Source: output/strict_prospective_summary.csv.
Figure: AUC across three classifiers (clf_2015, clf_2017, clf_2019_full) × two cobidder targets (cobid_all, cobid_post2019), for both FL14 binary and continuous log_tc. Even the strictest classifier (clf_2015) preserves AUC 0.79 (FL14) and 0.85 (continuous) against truly out-of-time cobid_post2019 cobidders.
Interpretation¶
The three-classifier battery converts H4 from "single-train-window result" to "robust across multiple train windows and against truly out-of-time positives". Five readings:
-
The headline AUC is preserved across three train horizons. FL flag: 0.791 → 0.856 → 0.924 (clf_2015 → clf_2017 → clf_2019_full). Continuous: 0.851 → 0.897 → 0.939. Monotonic increase as training data grows; no collapse at any horizon.
-
The truly out-of-time target preserves the result. cobid_post2019 cobidders are defined by CADE cases adjudicated AFTER even the clf_2017 training window — they cannot be in the training data by construction. The FL flag still gives AUC 0.786 (clf_2015) and 0.844 (clf_2017); continuous gives 0.854 and 0.894. The discrimination survives the strictest possible timing discipline available in the panel.
-
Continuous dominates binary in every cell. Same pattern as AN-011: continuous AUC exceeds FL flag AUC in all 6 cobidder cells. The dominance is not a sample-specific artifact.
-
Direct-defendant scope null persists but becomes statistically silent. clf_2015 and clf_2017 evaluations have only 6-7 direct defendants. AUCs around 0.63-0.68 with CIs that span [0.44, 0.90]. Cannot reject the null at standard thresholds, but cannot reject loser-side scope either. The full 47-defendant evaluation (AN-007) gives the cleaner read.
-
The drop relative to in-sample is documented and bounded.
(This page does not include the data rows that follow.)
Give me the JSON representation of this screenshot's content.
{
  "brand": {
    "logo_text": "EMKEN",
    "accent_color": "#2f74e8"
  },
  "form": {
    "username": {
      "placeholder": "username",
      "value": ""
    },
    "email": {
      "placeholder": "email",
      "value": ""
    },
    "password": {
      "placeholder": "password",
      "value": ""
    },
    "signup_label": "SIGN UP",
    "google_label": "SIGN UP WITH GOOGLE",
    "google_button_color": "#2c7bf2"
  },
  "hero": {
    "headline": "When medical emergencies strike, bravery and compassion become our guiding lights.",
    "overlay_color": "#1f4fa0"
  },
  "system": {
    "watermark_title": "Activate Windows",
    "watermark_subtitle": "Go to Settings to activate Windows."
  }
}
Going from clf_2019_full (FL 0.924) to clf_2015 (FL 0.791), the AUC drops ~0.13 — comparable to the OOF drop in AN-014 (0.995 → 0.891) and consistent with the temporal-holdout retention reported in AN-013 (~53% precision retention).
Follow-ups¶
- Re-run with even earlier train windows (clf_2013, clf_2010) to map the full timing-attenuation curve.
- Cross-validate the clf_2015 → cobid_post2019 result with bootstrap CIs.
- Add macros
\valClfFifteenFL,\valClfFifteenTC,\valClfSeventeenFL,\valClfSeventeenTC,\valClfFifteenPost2019FL, etc. to thescripts/99_make_paper_values.Rpipeline.